Here they were, last summer, putting together a play out of their own improvisations about the effects of September 11, 2001, on the media — a play for which they’d booked and were committed to a performance space — when they lost their rehearsal space and were unable to proceed with the play “Desperate cases call for desperate measures,” says Tamera Cone.
What saved these five lissome lasses was the big blackout of August 14, 2003. Lights out, everything kaput from Ohio to Michigan to New York to Toronto. And a couple of million people in this city start walking home.
“Several of us during that blackout had experiences with fantastic rest-room attendants,” says Tamera Cone. Good experiences, she means. Kindly experiences.
“One attendant at a bar at 51st and Third showed me the way to the restroom with a candle,” says Randi
Berry.
“I was waiting tables in a restaurant at Seventh Avenue and 56th,” says Tamera Cone, “and the attendant there, whose name is Deedi, is a spectacular character, a strong-willed, independent American.”
The Wreckio five — all originally from Miami, all graduates of the New World School of the Arts down there — are Berry, 27, Cone, also 27, Karly Maurer, 25, Dechelle Damien, 32, and Michelle Diaz, 28. The latter three are of Cuban heritage. Berry and Cone are not. Four of them now live in Astoria. Michelle Diaz lives in Greenwich Village.
It was she who, thanks to that blackout, finally came up with the idea that bailed them out: a play set in a women’s restroom.

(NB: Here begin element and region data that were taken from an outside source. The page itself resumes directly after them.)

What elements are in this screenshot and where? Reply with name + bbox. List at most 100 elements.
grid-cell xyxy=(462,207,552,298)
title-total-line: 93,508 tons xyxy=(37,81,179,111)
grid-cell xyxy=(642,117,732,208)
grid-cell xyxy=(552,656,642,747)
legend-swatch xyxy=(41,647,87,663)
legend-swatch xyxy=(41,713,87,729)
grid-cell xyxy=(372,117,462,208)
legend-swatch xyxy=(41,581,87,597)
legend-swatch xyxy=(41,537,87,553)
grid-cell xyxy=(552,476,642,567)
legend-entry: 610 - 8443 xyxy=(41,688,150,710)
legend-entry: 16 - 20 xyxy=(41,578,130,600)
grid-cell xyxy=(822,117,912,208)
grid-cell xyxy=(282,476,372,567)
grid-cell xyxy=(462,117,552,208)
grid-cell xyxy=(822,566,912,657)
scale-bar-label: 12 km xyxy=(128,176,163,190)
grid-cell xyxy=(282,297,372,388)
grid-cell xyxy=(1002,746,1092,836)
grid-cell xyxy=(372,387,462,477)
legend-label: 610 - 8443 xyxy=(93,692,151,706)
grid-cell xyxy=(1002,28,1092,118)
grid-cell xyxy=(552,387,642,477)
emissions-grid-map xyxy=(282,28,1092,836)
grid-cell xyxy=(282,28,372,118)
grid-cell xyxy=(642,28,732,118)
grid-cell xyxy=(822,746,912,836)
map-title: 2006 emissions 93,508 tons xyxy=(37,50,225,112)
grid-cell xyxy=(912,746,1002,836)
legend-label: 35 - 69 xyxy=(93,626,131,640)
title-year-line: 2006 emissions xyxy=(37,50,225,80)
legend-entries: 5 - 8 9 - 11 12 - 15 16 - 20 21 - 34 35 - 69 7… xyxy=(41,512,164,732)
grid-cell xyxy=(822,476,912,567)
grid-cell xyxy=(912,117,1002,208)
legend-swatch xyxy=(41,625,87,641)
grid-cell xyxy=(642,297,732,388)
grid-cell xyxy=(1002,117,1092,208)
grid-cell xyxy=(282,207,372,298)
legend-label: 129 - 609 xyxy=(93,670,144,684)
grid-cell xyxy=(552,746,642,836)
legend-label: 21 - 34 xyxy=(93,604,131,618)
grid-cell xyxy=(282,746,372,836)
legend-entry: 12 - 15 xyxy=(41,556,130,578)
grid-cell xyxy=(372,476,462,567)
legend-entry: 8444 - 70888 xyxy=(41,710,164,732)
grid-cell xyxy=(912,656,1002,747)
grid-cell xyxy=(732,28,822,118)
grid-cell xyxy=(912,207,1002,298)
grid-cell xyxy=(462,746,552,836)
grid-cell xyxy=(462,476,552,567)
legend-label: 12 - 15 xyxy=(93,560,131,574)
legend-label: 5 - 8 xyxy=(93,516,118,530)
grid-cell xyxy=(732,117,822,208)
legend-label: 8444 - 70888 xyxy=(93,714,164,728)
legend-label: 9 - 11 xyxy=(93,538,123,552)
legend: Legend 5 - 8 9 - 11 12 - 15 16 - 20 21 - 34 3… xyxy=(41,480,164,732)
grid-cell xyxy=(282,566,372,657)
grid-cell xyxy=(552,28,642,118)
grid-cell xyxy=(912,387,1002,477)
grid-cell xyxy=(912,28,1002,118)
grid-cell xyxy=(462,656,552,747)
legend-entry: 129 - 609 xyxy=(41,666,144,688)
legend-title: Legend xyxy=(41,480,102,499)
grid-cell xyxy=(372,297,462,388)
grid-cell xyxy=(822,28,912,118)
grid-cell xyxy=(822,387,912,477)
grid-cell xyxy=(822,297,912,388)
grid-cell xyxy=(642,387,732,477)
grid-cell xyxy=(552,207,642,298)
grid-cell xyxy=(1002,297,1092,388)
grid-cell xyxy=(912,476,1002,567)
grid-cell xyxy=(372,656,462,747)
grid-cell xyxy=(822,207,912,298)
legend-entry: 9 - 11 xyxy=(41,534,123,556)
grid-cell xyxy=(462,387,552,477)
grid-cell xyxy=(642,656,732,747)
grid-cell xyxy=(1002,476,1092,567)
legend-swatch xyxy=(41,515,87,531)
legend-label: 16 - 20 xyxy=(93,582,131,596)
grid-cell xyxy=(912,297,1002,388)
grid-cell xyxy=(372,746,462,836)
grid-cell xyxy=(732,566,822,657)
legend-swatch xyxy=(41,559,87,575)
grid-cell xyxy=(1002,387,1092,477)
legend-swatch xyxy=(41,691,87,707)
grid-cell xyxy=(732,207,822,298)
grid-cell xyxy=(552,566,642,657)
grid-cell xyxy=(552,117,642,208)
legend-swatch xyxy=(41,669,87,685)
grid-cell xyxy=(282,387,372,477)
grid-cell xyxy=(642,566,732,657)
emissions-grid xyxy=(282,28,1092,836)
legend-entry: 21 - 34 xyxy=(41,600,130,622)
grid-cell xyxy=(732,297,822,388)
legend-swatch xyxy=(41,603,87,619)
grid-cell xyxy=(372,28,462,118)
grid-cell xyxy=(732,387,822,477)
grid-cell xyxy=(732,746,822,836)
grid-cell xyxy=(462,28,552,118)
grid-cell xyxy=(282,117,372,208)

It is called “Wrestling Porcelain,” and it’s at the Ontological Theater at St. Mark’s Church, 131 East 10th Street, July 1 through July 24. The central character is the restroom attendant, a strong-willed 60-year-old Cuban American woman named Ceci, pronounced Sessy, but some people call her CC.
All five Wreckios wrote it, collectively, Tamera Cone directs it and handles the sound. Dechelle Damien plays Ceci — and shared a night’s work with the real-life Deedi, just the way Meryl Streep might prepare for a part. The other three members of the company play some 22 women — and one queen — who bring themselves, their needs, their wants, their attitudes, their aberrations, into that ladies’ room of an evening.
A musical score and live percussion are supplied by Tara Grieco, and the lighting is by Dimitra Kuwajima. The set and costumes are by The Five, again collectively.
So you five girls, forgive it, women, came up to New York one by one, like lemmings, to be in theater?
“Yes,” says Tamera Cone. “Except that Randi and I went to high school together, the Palm Beach County School of the Arts. We’ve known each other since we were 11.” A boy in their class was killed in a car crash one week before graduation. His name was David Recchio; ergo the Wreckio Ensemble.
All of them do everything: acting, sets, costumes, lighting, graphics. This is their fifth production. The first four were “Lysistrata,” Romulus Linney’s “Peer Gynt”-based “Gint” (twice), and, at last year’s Fringe Festival, “The Corner,” a play by Michelle Diaz “about the after-death experience — a comedy, though,” says Ms. Cone hastily.
Ms. Diaz as an actress has appeared in plays by Richard Foreman at this same Ontological Theater.
Randi Berry has a day job in a real-estate office on Park Avenue. It is there that “Wrestling Porcelain” was written, hammered out, hammered in. “They actually let us use the conference room.”
“A lot was thrown away,” says Tamera Cone. “The tough part was linking all the stories.”
Perhaps there could have been a better title than “Wrestling Porcelain.” Hey, ladies, how about “Ladies in the Dark”? . . . or (hands over ears, please) “She Stoops to Conquer.”